Here, we demonstrated that the presence of some indicators of systemic inflammation, such as baseline neutrophilia, thrombocytosis, high dNLR, and high PLR are associated with poor outcome in pre‐treated NSCLC and with low response to both Nivolumab and chemotherapy. These data confirm the poor prognostic role of these indicators in NSCLC, as previously reported (Akinci Ozyurek et al., 2017; Gu et al., 2016; Kang et al., 2017; Scilla et al., 2017). Moreover, recently, some authors have correlated high pre‐treatment dNLR and/or PLR levels with inferior outcomes in advanced NSCLC after treatment with Nivolumab (Bagley et al., 2017; Diem et al., 2017).

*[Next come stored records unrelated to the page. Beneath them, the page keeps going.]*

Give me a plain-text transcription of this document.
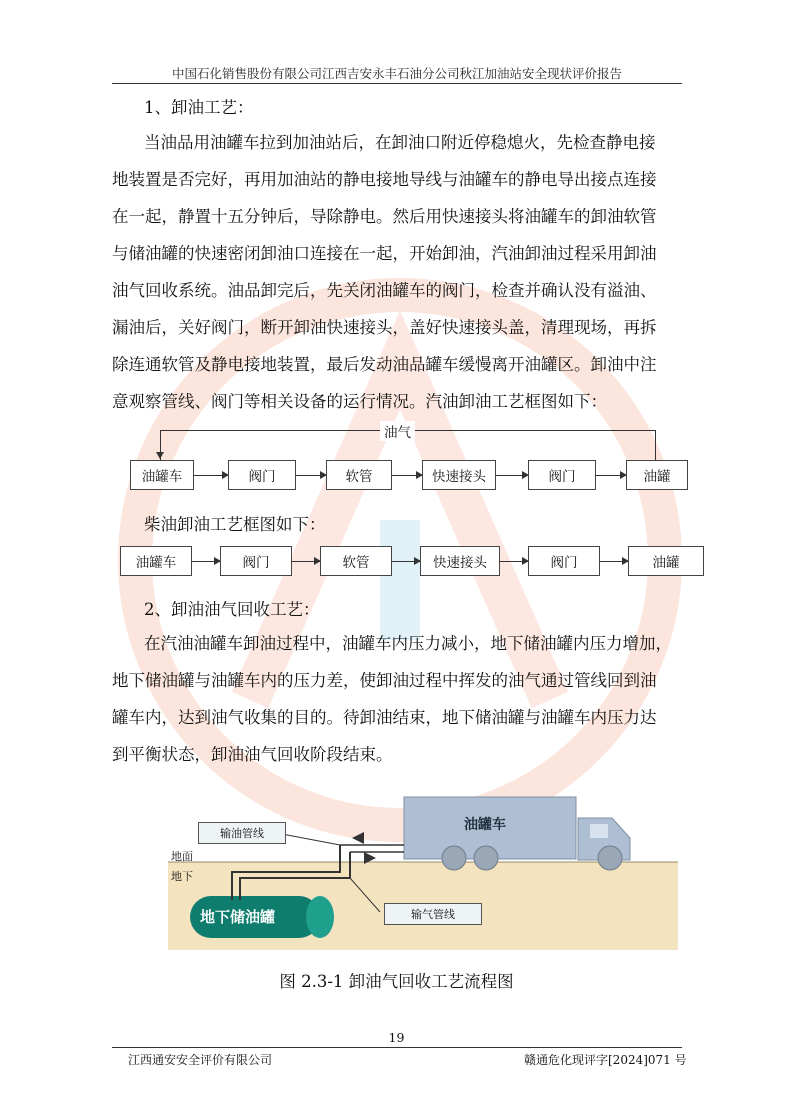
中国石化销售股份有限公司江西吉安永丰石油分公司秋江加油站安全现状评价报告
1、卸油工艺：
当油品用油罐车拉到加油站后，在卸油口附近停稳熄火，先检查静电接
地装置是否完好，再用加油站的静电接地导线与油罐车的静电导出接点连接
在一起，静置十五分钟后，导除静电。然后用快速接头将油罐车的卸油软管
与储油罐的快速密闭卸油口连接在一起，开始卸油，汽油卸油过程采用卸油
油气回收系统。油品卸完后，先关闭油罐车的阀门，检查并确认没有溢油、
漏油后，关好阀门，断开卸油快速接头，盖好快速接头盖，清理现场，再拆
除连通软管及静电接地装置，最后发动油品罐车缓慢离开油罐区。卸油中注
意观察管线、阀门等相关设备的运行情况。汽油卸油工艺框图如下：
油气
油罐车	阀门	软管	快速接头	阀门	油罐
柴油卸油工艺框图如下：
油罐车	阀门	软管	快速接头	阀门	油罐
2、卸油油气回收工艺：
在汽油油罐车卸油过程中，油罐车内压力减小，地下储油罐内压力增加，
地下储油罐与油罐车内的压力差，使卸油过程中挥发的油气通过管线回到油
罐车内，达到油气收集的目的。待卸油结束，地下储油罐与油罐车内压力达
到平衡状态，卸油油气回收阶段结束。
输油管线
输气管线
油罐车
地面
地下
地下储油罐
图 2.3-1 卸油气回收工艺流程图
19
江西通安安全评价有限公司	赣通危化现评字[2024]071 号
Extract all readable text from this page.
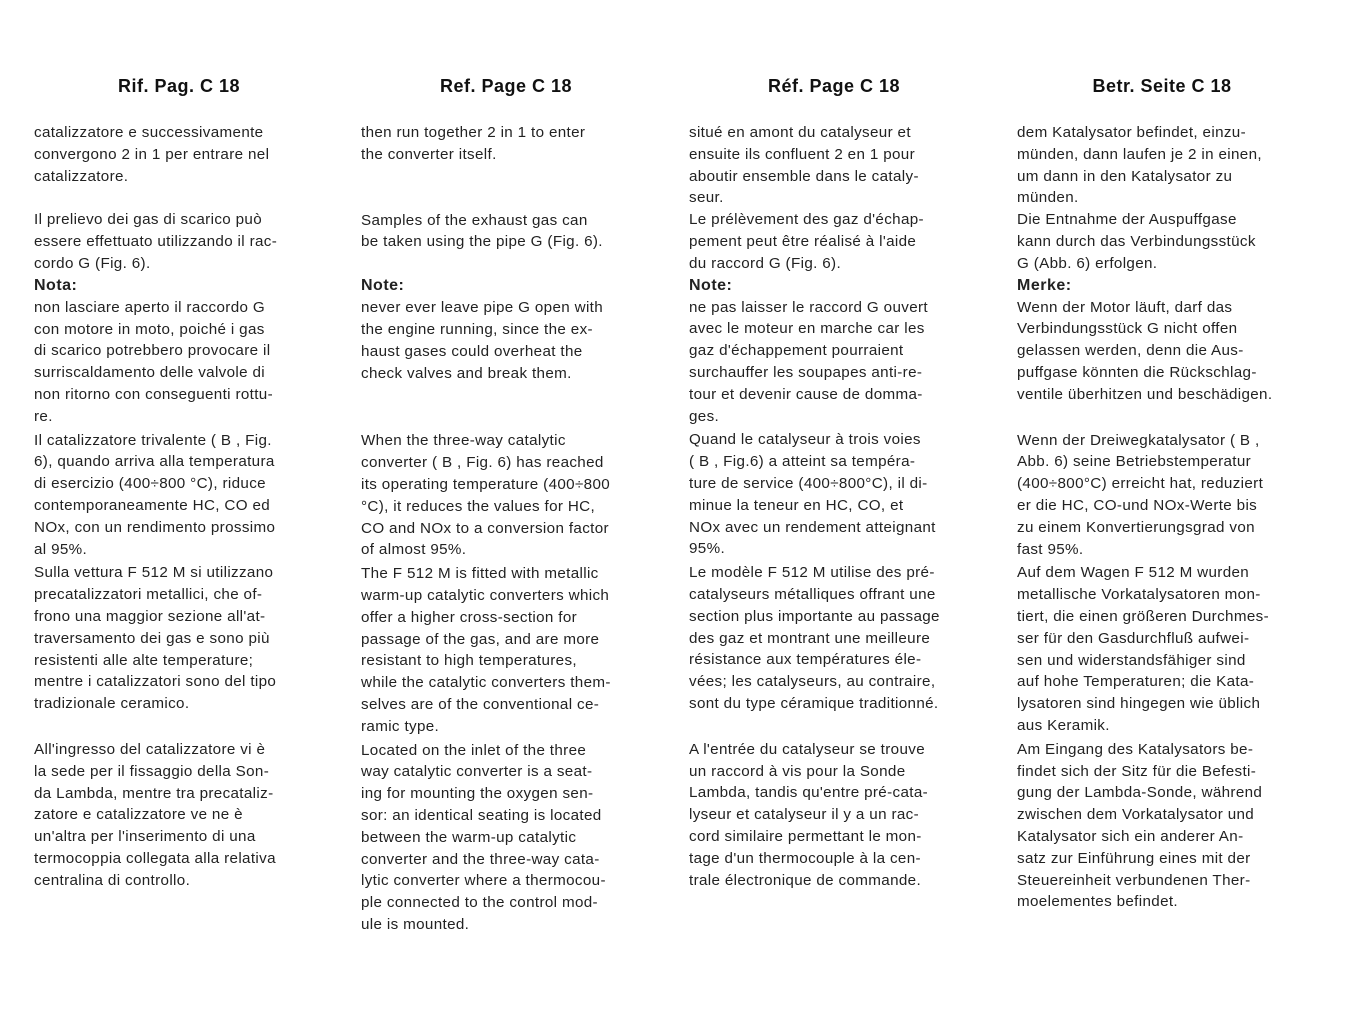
Rif. Pag. C 18

catalizzatore e successivamente
convergono 2 in 1 per entrare nel
catalizzatore.

Il prelievo dei gas di scarico può
essere effettuato utilizzando il rac-
cordo G (Fig. 6).

Nota:

non lasciare aperto il raccordo G
con motore in moto, poiché i gas
di scarico potrebbero provocare il
surriscaldamento delle valvole di
non ritorno con conseguenti rottu-
re.

Il catalizzatore trivalente ( B , Fig.
6), quando arriva alla temperatura
di esercizio (400÷800 °C), riduce
contemporaneamente HC, CO ed
NOx, con un rendimento prossimo
al 95%.

Sulla vettura F 512 M si utilizzano
precatalizzatori metallici, che of-
frono una maggior sezione all'at-
traversamento dei gas e sono più
resistenti alle alte temperature;
mentre i catalizzatori sono del tipo
tradizionale ceramico.

All'ingresso del catalizzatore vi è
la sede per il fissaggio della Son-
da Lambda, mentre tra precataliz-
zatore e catalizzatore ve ne è
un'altra per l'inserimento di una
termocoppia collegata alla relativa
centralina di controllo.

Ref. Page C 18

then run together 2 in 1 to enter
the converter itself.

Samples of the exhaust gas can
be taken using the pipe G (Fig. 6).

Note:

never ever leave pipe G open with
the engine running, since the ex-
haust gases could overheat the
check valves and break them.

When the three-way catalytic
converter ( B , Fig. 6) has reached
its operating temperature (400÷800
°C), it reduces the values for HC,
CO and NOx to a conversion factor
of almost 95%.

The F 512 M is fitted with metallic
warm-up catalytic converters which
offer a higher cross-section for
passage of the gas, and are more
resistant to high temperatures,
while the catalytic converters them-
selves are of the conventional ce-
ramic type.

Located on the inlet of the three
way catalytic converter is a seat-
ing for mounting the oxygen sen-
sor: an identical seating is located
between the warm-up catalytic
converter and the three-way cata-
lytic converter where a thermocou-
ple connected to the control mod-
ule is mounted.

Réf. Page C 18

situé en amont du catalyseur et
ensuite ils confluent 2 en 1 pour
aboutir ensemble dans le cataly-
seur.

Le prélèvement des gaz d'échap-
pement peut être réalisé à l'aide
du raccord G (Fig. 6).

Note:

ne pas laisser le raccord G ouvert
avec le moteur en marche car les
gaz d'échappement pourraient
surchauffer les soupapes anti-re-
tour et devenir cause de domma-
ges.

Quand le catalyseur à trois voies
( B , Fig.6) a atteint sa tempéra-
ture de service (400÷800°C), il di-
minue la teneur en HC, CO, et
NOx avec un rendement atteignant
95%.

Le modèle F 512 M utilise des pré-
catalyseurs métalliques offrant une
section plus importante au passage
des gaz et montrant une meilleure
résistance aux températures éle-
vées; les catalyseurs, au contraire,
sont du type céramique traditionné.

A l'entrée du catalyseur se trouve
un raccord à vis pour la Sonde
Lambda, tandis qu'entre pré-cata-
lyseur et catalyseur il y a un rac-
cord similaire permettant le mon-
tage d'un thermocouple à la cen-
trale électronique de commande.

Betr. Seite C 18

dem Katalysator befindet, einzu-
münden, dann laufen je 2 in einen,
um dann in den Katalysator zu
münden.

Die Entnahme der Auspuffgase
kann durch das Verbindungsstück
G (Abb. 6) erfolgen.

Merke:

Wenn der Motor läuft, darf das
Verbindungsstück G nicht offen
gelassen werden, denn die Aus-
puffgase könnten die Rückschlag-
ventile überhitzen und beschädigen.

Wenn der Dreiwegkatalysator ( B ,
Abb. 6) seine Betriebstemperatur
(400÷800°C) erreicht hat, reduziert
er die HC, CO-und NOx-Werte bis
zu einem Konvertierungsgrad von
fast 95%.

Auf dem Wagen F 512 M wurden
metallische Vorkatalysatoren mon-
tiert, die einen größeren Durchmes-
ser für den Gasdurchfluß aufwei-
sen und widerstandsfähiger sind
auf hohe Temperaturen; die Kata-
lysatoren sind hingegen wie üblich
aus Keramik.

Am Eingang des Katalysators be-
findet sich der Sitz für die Befesti-
gung der Lambda-Sonde, während
zwischen dem Vorkatalysator und
Katalysator sich ein anderer An-
satz zur Einführung eines mit der
Steuereinheit verbundenen Ther-
moelementes befindet.
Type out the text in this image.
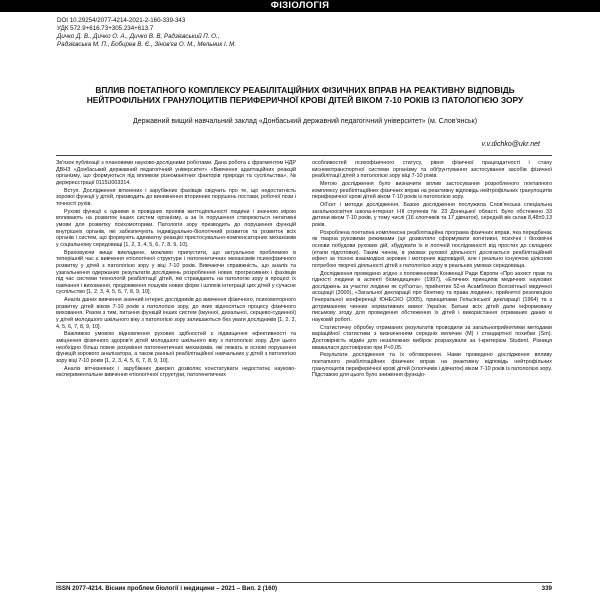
ФІЗІОЛОГІЯ
DOI 10.29254/2077-4214-2021-2-160-339-343
УДК 572.9+616.73+305.234+613.7
Дичко Д. В., Дичко О. А., Дичко В. В, Радзієвський П. О.,
Радзієвська М. П., Бобирев В. Є., Зінов'єв О. М., Мельник І. М.
ВПЛИВ ПОЕТАПНОГО КОМПЛЕКСУ РЕАБІЛІТАЦІЙНИХ ФІЗИЧНИХ ВПРАВ НА РЕАКТИВНУ ВІДПОВІДЬ НЕЙТРОФІЛЬНИХ ГРАНУЛОЦИТІВ ПЕРИФЕРИЧНОЇ КРОВІ ДІТЕЙ ВІКОМ 7-10 РОКІВ ІЗ ПАТОЛОГІЄЮ ЗОРУ
Державний вищий навчальний заклад «Донбаський державний педагогічний університет» (м. Слов'янськ)
v.v.dichko@ukr.net

Зв'язок публікації з плановими науково-дослідними роботами. Дана робота є фрагментом НДР ДВНЗ «Донбаський державний педагогічний університет» «Вивчення адаптаційних реакцій організму, що формуються під впливом різноманітних факторів природи та суспільства», № держреєстрації 0115U003314.

Вступ. Дослідження віткнених і зарубіжних фахівців свідчать про те, що недостатність зорової функції у дітей, призводить до виникнення вторинних порушень постави, робочої пози і точності рухів.

Рухові функції є одними в провідних проявів життєдіяльності людини і значною мірою впливають на розвиток інших систем організму, а за їх порушення створюються негативні умови для розвитку психомоторики. Патологія зору призводить до порушення функцій внутрішніх органів, які забезпечують індивідуально-біологічний розвиток та розвиток всіх органів і систем, що формують адекватну реакцію пристосувально-компенсаторних механізмів у соціальному середовищі [1, 2, 3, 4, 5, 6, 7, 8, 9, 10].

Враховуючи вище викладене, можливо припустити, що актуальною проблемою в теперішній час є вивчення етіологічної структури і патогенетичних механізмів психофізичного розвитку у дітей з патологією зору у віці 7-10 років. Вивчаючи справжність, що аналіз та узагальнення одержаних результатів досліджень розроблення нових прогресивних і фахівців під час системи технологій реабілітації дітей, які страждають на патологію зору в процесі їх навчання і виховання, продовження пошуків нових форм і шляхів інтеграції цих дітей у сучасне суспільство [1, 2, 3, 4, 5, 6, 7, 8, 9, 10].

Аналіз даних вивчення значний інтерес дослідників до вивчення фізичного, психомоторного розвитку дітей віком 7-10 років з патологією зору, до яких відносяться процесу фізичного виховання. Разом з тим, питання функцій інших систем (імунної, дихальної, серцево-судинної) у дітей молодшого шкільного віку з патологією зору залишаються без уваги дослідників [1, 2, 3, 4, 5, 6, 7, 8, 9, 10].

Важливою умовою відновлення рухових здібностей є підвищення ефективності та зміцнення фізичного здоров'я дітей молодшого шкільного віку з патологією зору. Для цього необхідно більш повне розуміння патогенетичних механізмів, які лежать в основі порушення функцій зорового аналізатора, а також ранньої реабілітаційної навчальних у дітей з патологією зору віці 7-10 років [1, 2, 3, 4, 5, 6, 7, 8, 9, 10].

Аналіз вітчизняних і зарубіжних джерел дозволяє констатувати недостатнє науково-експериментальне вивчення етіологічної структури, патогенетичних

особливостей психофізичного статусу, рівня фізичної працездатності і стану кисневотранспортної системи організму та обґрунтування застосування засобів фізичної реабілітації дітей з патологією зору віці 7-10 років.

Метою дослідження було визначити вплив застосування розробленого поетапного комплексу реабілітаційних фізичних вправ на реактивну відповідь нейтрофільних гранулоцитів периферичної крові дітей віком 7-10 років із патологією зору.

Об'єкт і методи дослідження. Базою дослідження послужила Слов'янська спеціальна загальноосвітня школа-інтернат І-ІІІ ступенів № 23 Донецької області. Було обстежено 33 дитини віком 7-10 років, у тому числі (16 хлопчиків та 17 дівчаток), середній вік склав 8,48±0,13 років.

Розроблена поетапна комплексна реабілітаційна програма фізичних вправ, яка передбачає як тварна руховими режимами (це дозволяло сформувати когнітивні, психічні і біохімічні основи побудови рухових дій, збудувати їх в логічній послідовності від простих до складних (етапи підготовки). Таким чином, в умовах рухової діяльності досягається реабілітаційний ефект за тісною взаємодією зорових і моторних відповідей, але і реально існуючою цілісною потребою творчої діяльності дітей з патологією зору в реальних умовах середовища.

Дослідження проведено згідно з положеннями Конвенції Ради Європи «Про захист прав та гідності людини в аспекті біомедицини» (1997), «Етичних принципів медичних наукових досліджень за участю людини як суб'єкта», прийнятих 52-ю Асамблеєю Всесвітньої медичної асоціації (2000), «Загальної декларації про біоетику та права людини», прийнятої резолюцією Генеральної конференції ЮНЕСКО (2005), принципами Гельсінської декларації (1964) та з дотриманням чинних нормативних вимог України. Батьки всіх дітей дали інформовану письмову згоду для проведення обстеження їх дітей і використання отриманих даних в науковій роботі.

Статистичну обробку отриманих результатів проводили за загальноприйнятими методами варіаційної статистики з визначенням середніх величин (М) і стандартної похибки (Sm). Достовірність відмін для незалежних вибірок розрахували за t-критерієм Student. Різниця вважалася достовірною при Р<0,05.

Результати дослідження та їх обговорення. Нами проведено дослідження впливу поетапного реабілітаційних фізичних вправ на реактивну відповідь нейтрофільних гранулоцитів периферичної крові дітей (хлопчиків і дівчаток) віком 7-10 років із патологією зору. Підставою для цього було зниження функціо-

ISSN 2077-4214. Вісник проблем біології і медицини – 2021 – Вип. 2 (160)	339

These data are in line with our present analysis and suggest the utility of dNLR and PLR, besides other predictive biomarkers, for selection of patients to PD‐1/PD‐L1 axis inhibitors in NSCLC. In addition, we correlated the presence of baseline neutrophilia with outcome, demonstrating a negative predictive role in terms of PFS and OS in pre‐treated unselected NSCLCs with both chemotherapy and immunotherapy.

Our study presents some limitations. First, the retrospective nature of this analysis that may have introduced potential bias and confounding factors. However, in this monocentric study, were included all consecutive NSCLC patients treated with Nivolumab or Docetaxel, limiting the potential bias of selection inherited in this type of analyses. Second, the IHC status of PD‐L1 was available only in a minor fraction of patients, since it was not performed as routine clinical practice at the time of patients’ treatment, and was not included in the present analysis.

Future prospective studies, evaluating the role of these markers of systemic inflammation in addition to other predictive biomarkers will add further evidence of their potential role in the clinical decision making in NSCLC. The wider use of PD‐L1 testing after the approval of Pembrolizumab in PD‐L1+ ≥50% patients as first line treatment and in PD‐L1+ ≥1% patients in subsequent lines of therapy will facilitate the correlation of PD‐L1 status and markers of systemic inflammation with the outcome after anti‐PD1/PD‐L1 inhibitors.

CONCLUSIONS AND FUTURE PERSPECTIVES

The results of this study suggest that indicators of inflammation such as baseline neutrophilia, thrombocytosis, and high dNLR are usually associated with a dismal prognosis and low efficacy of both chemotherapy and immunotherapy in NSCLC. Given their relative easy estimation, baseline evaluation of these indicators may be included together with other predictive biomarkers in the baseline evaluation of patients candidate for immunotherapy.

CONFLICTS OF INTEREST

No potential conflicts of interest declared.